Commercial Alternatives: Their Pros and Cons

Password managers made by third-party developers offer more functionality. These products are cross-browser, provide more sophisticated mechanisms for generating passwords and have additional bells and whistles under the hood.


Price: $0 – $5.99 per month.

Supported operating systems: Windows, macOS, Android, iOS.

In addition to basic password management, this tool allows you to check your stored passwords for strength and have them automatically replaced with more complex ones in a single click if necessary. You also get 1 GB of secure storage and a VPN service with no traffic limitations.

Dashlane supports Windows Hello, giving you the ability to log in with biometrics, including face and fingerprint scans. Plus, it allows you to check if your email addresses, passwords and financial information have been compromised and leaked on the dark web. The app has a free version, but with the caveat that it cannot store more than 50 passwords.
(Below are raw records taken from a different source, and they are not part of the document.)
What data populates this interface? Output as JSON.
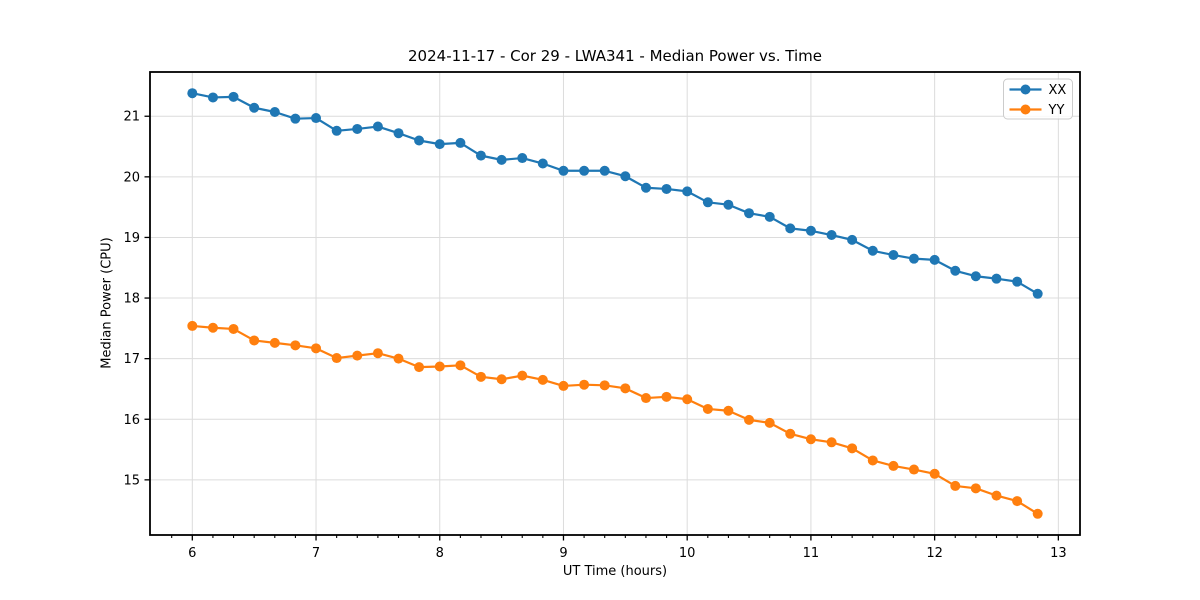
{
  "chart_data": {
    "type": "line",
    "title": "2024-11-17 - Cor 29 - LWA341 - Median Power vs. Time",
    "xlabel": "UT Time (hours)",
    "ylabel": "Median Power (CPU)",
    "xlim": [
      5.658,
      13.175
    ],
    "ylim": [
      14.09,
      21.73
    ],
    "x_major_ticks": [
      6,
      7,
      8,
      9,
      10,
      11,
      12,
      13
    ],
    "y_major_ticks": [
      15,
      16,
      17,
      18,
      19,
      20,
      21
    ],
    "x_minor_tick_step": 0.1667,
    "grid": true,
    "grid_color": "#dcdcdc",
    "axis_color": "#000000",
    "legend_position": "upper right",
    "marker": "circle",
    "x": [
      6.0,
      6.167,
      6.333,
      6.5,
      6.667,
      6.833,
      7.0,
      7.167,
      7.333,
      7.5,
      7.667,
      7.833,
      8.0,
      8.167,
      8.333,
      8.5,
      8.667,
      8.833,
      9.0,
      9.167,
      9.333,
      9.5,
      9.667,
      9.833,
      10.0,
      10.167,
      10.333,
      10.5,
      10.667,
      10.833,
      11.0,
      11.167,
      11.333,
      11.5,
      11.667,
      11.833,
      12.0,
      12.167,
      12.333,
      12.5,
      12.667,
      12.833
    ],
    "series": [
      {
        "name": "XX",
        "color": "#1f77b4",
        "values": [
          21.38,
          21.31,
          21.32,
          21.14,
          21.07,
          20.96,
          20.97,
          20.76,
          20.79,
          20.83,
          20.72,
          20.6,
          20.54,
          20.56,
          20.35,
          20.28,
          20.31,
          20.22,
          20.1,
          20.1,
          20.1,
          20.01,
          19.82,
          19.8,
          19.76,
          19.58,
          19.54,
          19.4,
          19.34,
          19.15,
          19.11,
          19.04,
          18.96,
          18.78,
          18.71,
          18.65,
          18.63,
          18.45,
          18.36,
          18.32,
          18.27,
          18.07
        ]
      },
      {
        "name": "YY",
        "color": "#ff7f0e",
        "values": [
          17.54,
          17.51,
          17.49,
          17.3,
          17.26,
          17.22,
          17.17,
          17.01,
          17.05,
          17.09,
          17.0,
          16.86,
          16.87,
          16.89,
          16.7,
          16.66,
          16.72,
          16.65,
          16.55,
          16.57,
          16.56,
          16.51,
          16.35,
          16.37,
          16.33,
          16.17,
          16.14,
          15.99,
          15.94,
          15.76,
          15.67,
          15.62,
          15.52,
          15.32,
          15.23,
          15.17,
          15.1,
          14.9,
          14.86,
          14.74,
          14.65,
          14.44
        ]
      }
    ]
  }
}
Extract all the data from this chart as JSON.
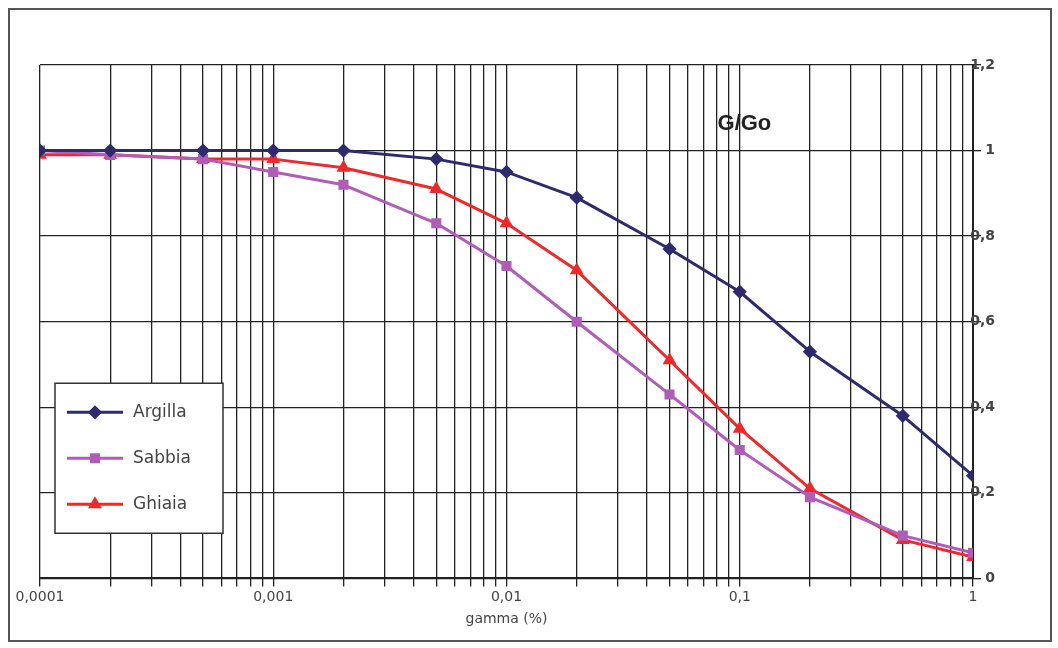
{
  "chart_data": {
    "type": "line",
    "title": "G/Go",
    "xlabel": "gamma (%)",
    "x": [
      0.0001,
      0.0002,
      0.0005,
      0.001,
      0.002,
      0.005,
      0.01,
      0.02,
      0.05,
      0.1,
      0.2,
      0.5,
      1
    ],
    "series": [
      {
        "name": "Argilla",
        "color": "#2e2a6e",
        "marker": "diamond",
        "values": [
          1,
          1,
          1,
          1,
          1,
          0.98,
          0.95,
          0.89,
          0.77,
          0.67,
          0.53,
          0.38,
          0.24
        ]
      },
      {
        "name": "Sabbia",
        "color": "#b05cb8",
        "marker": "square",
        "values": [
          1,
          0.99,
          0.98,
          0.95,
          0.92,
          0.83,
          0.73,
          0.6,
          0.43,
          0.3,
          0.19,
          0.1,
          0.06
        ]
      },
      {
        "name": "Ghiaia",
        "color": "#f0282a",
        "marker": "triangle",
        "values": [
          0.99,
          0.99,
          0.98,
          0.98,
          0.96,
          0.91,
          0.83,
          0.72,
          0.51,
          0.35,
          0.21,
          0.09,
          0.05
        ]
      }
    ],
    "xlim": [
      0.0001,
      1
    ],
    "xticks": [
      {
        "value": 0.0001,
        "label": "0,0001"
      },
      {
        "value": 0.0002,
        "label": null
      },
      {
        "value": 0.0003,
        "label": null
      },
      {
        "value": 0.0004,
        "label": null
      },
      {
        "value": 0.0005,
        "label": null
      },
      {
        "value": 0.0006,
        "label": null
      },
      {
        "value": 0.0007,
        "label": null
      },
      {
        "value": 0.0008,
        "label": null
      },
      {
        "value": 0.0009,
        "label": null
      },
      {
        "value": 0.001,
        "label": "0,001"
      },
      {
        "value": 0.002,
        "label": null
      },
      {
        "value": 0.003,
        "label": null
      },
      {
        "value": 0.004,
        "label": null
      },
      {
        "value": 0.005,
        "label": null
      },
      {
        "value": 0.006,
        "label": null
      },
      {
        "value": 0.007,
        "label": null
      },
      {
        "value": 0.008,
        "label": null
      },
      {
        "value": 0.009,
        "label": null
      },
      {
        "value": 0.01,
        "label": "0,01"
      },
      {
        "value": 0.02,
        "label": null
      },
      {
        "value": 0.03,
        "label": null
      },
      {
        "value": 0.04,
        "label": null
      },
      {
        "value": 0.05,
        "label": null
      },
      {
        "value": 0.06,
        "label": null
      },
      {
        "value": 0.07,
        "label": null
      },
      {
        "value": 0.08,
        "label": null
      },
      {
        "value": 0.09,
        "label": null
      },
      {
        "value": 0.1,
        "label": "0,1"
      },
      {
        "value": 0.2,
        "label": null
      },
      {
        "value": 0.3,
        "label": null
      },
      {
        "value": 0.4,
        "label": null
      },
      {
        "value": 0.5,
        "label": null
      },
      {
        "value": 0.6,
        "label": null
      },
      {
        "value": 0.7,
        "label": null
      },
      {
        "value": 0.8,
        "label": null
      },
      {
        "value": 0.9,
        "label": null
      },
      {
        "value": 1,
        "label": "1"
      }
    ],
    "ylim": [
      0,
      1.2
    ],
    "yticks": [
      0,
      {
        "value": 0.2,
        "label": "0,2"
      },
      {
        "value": 0.4,
        "label": "0,4"
      },
      {
        "value": 0.6,
        "label": "0,6"
      },
      {
        "value": 0.8,
        "label": "0,8"
      },
      1,
      {
        "value": 1.2,
        "label": "1,2"
      }
    ],
    "log": "x",
    "grid": true,
    "legend": "left",
    "line_style": "solid"
  }
}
Price: $2.91 – $6.01 per month.

Supported operating systems: Windows, macOS, Linux, Android, iOS.

Keeper boasts a streamlined and user-friendly interface while providing 10 GB of secure storage. Like Dashlane, it supports biometric authentication with Windows Hello. This password manager additionally offers a two-factor authentication (2FA) mechanism dubbed Keeper DNA, which generates one-time passwords on mobile devices. Keeper has built-in dark web monitoring and encrypted chat features that allow users to share files securely.


Price: $3.99 – $7.99 per month.

Supported operating systems: Windows, macOS, Linux, Android, iOS.

Just like the apps described above, 1Password is compatible with Windows Hello and scans the dark web for leaks of your sensitive data. It provides 1 GB of encrypted storage. One of the awesome things about it is the family account option that supports up to five users simultaneously, with an unlimited number of devices. 1Password also comes with a built-in parental control feature that prevents your kids from changing passwords for important services.


Price: €0 – €3.9 per month.

Supported operating systems: Windows, macOS, Android, iOS.

The free version of LastPass provides the broadest range of features across the whole spectrum of commercial password managers. It allows you to store an unlimited number of passwords on an unlimited number of devices with an extra option of granting access to one more user. The premium version lets you give access to multiple users and includes biometric authentication features, 1GB of secure storage, as well as 24/7 email tech support.

To Recap

Password managers make it much easier to work with web services and to secure your accounts. This way of handling passwords is definitely more secure than old-school approaches, such as reusing passwords or using terribly similar combinations. It comes as no surprise that these apps are gaining a good deal of traction among users these days.

Nevertheless, when choosing a password manager that best suits you, be sure to scrutinize its features. In-browser services are convenient and understandable for most users. Still, they tend to lag behind their commercial analogs in terms of generating strong passwords, availability of two-factor authentication and the option of switching between browsers. As a result, most InfoSec professionals think of these tools as garden-variety browser extensions and advise against using them to store sensitive data, such as e-banking credentials.

Commercial password managers offer overarching functionality and work as standalone apps. Although many experts consider them more reliable than those built into browsers, the vast majority of users prefer the latter for their day-to-day web surfing.